Sadeghi Neda, Prastawa Marcel, Fletcher P Thomas, Vachet Clement, Wang Bo, Gilmore John, Gerig Guido
Scientific Computing and Imaging Institute, University of Utah, Salt Lake City, Utah 84112.
Proc IEEE Int Symp Biomed Imaging. 2013:1400-1403. doi: 10.1109/ISBI.2013.6556795.
The human brain undergoes rapid organization and structuring early in life. Longitudinal imaging enables the study of these changes over a developmental period within individuals through estimation of population growth trajectory and its variability. In this paper, we focus on maturation of white and gray matter depicted in structural and diffusion MRI of healthy subjects with repeated scans. We provide a framework for joint analysis of both structural MRI and DTI (Diffusion Tensor Imaging) using multivariate nonlinear mixed effect modeling of temporal changes. Our framework constructs normative growth models for all the modalities, taking into account the correlation among the modalities and individuals, along with estimation of the variability of the population trends. We apply our method to study early brain development, and to our knowledge this is the first multimodel longitudinal modeling of diffusion and signal intensity changes for this growth stage. Results show the potential of our framework to study growth trajectories, as well as neurodevelopmental disorders through comparison against the constructed normative models of multimodal 4D MRI.

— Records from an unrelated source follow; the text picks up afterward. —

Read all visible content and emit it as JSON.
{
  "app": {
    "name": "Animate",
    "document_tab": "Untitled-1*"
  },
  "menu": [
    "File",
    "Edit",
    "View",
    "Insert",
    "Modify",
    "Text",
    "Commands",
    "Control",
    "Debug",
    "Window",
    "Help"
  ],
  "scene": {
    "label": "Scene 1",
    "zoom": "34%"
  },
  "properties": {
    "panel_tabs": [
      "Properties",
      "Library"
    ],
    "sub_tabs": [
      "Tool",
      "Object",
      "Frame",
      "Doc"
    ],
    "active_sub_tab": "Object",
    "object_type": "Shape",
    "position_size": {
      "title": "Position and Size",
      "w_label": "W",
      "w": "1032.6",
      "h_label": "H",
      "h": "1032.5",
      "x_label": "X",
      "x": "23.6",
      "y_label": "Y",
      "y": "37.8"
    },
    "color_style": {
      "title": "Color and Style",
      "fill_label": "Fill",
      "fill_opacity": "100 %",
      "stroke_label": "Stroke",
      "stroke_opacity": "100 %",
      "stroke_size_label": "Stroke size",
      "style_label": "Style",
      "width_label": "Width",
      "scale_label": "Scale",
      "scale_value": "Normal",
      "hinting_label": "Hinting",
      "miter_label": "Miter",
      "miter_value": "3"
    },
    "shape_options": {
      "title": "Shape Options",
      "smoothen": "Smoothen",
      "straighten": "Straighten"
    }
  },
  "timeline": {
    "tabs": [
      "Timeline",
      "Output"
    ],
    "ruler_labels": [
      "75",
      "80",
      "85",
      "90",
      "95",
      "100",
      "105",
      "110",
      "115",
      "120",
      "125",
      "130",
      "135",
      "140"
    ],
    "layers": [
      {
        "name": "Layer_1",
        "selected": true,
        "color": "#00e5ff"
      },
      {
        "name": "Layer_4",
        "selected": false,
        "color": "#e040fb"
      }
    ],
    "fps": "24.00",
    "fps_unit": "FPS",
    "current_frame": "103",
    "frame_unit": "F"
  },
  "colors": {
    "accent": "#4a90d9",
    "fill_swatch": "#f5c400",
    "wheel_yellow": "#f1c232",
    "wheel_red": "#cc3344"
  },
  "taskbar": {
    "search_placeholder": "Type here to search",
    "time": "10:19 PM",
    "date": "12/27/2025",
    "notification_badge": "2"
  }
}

人类大脑在生命早期经历快速的组织和构建。纵向成像能够通过估计群体生长轨迹及其变异性,在个体的发育阶段研究这些变化。在本文中,我们聚焦于对健康受试者进行重复扫描的结构和扩散磁共振成像(MRI)中所描绘的白质和灰质的成熟过程。我们提供了一个框架,用于使用时间变化的多变量非线性混合效应模型对结构MRI和扩散张量成像(DTI)进行联合分析。我们的框架构建了所有模态的标准生长模型,同时考虑了模态之间以及个体之间的相关性,以及群体趋势变异性的估计。我们应用我们的方法来研究早期大脑发育,据我们所知,这是该生长阶段扩散和信号强度变化的首个多模型纵向建模。结果表明,我们的框架有潜力通过与构建的多模态4D MRI标准模型进行比较来研究生长轨迹以及神经发育障碍。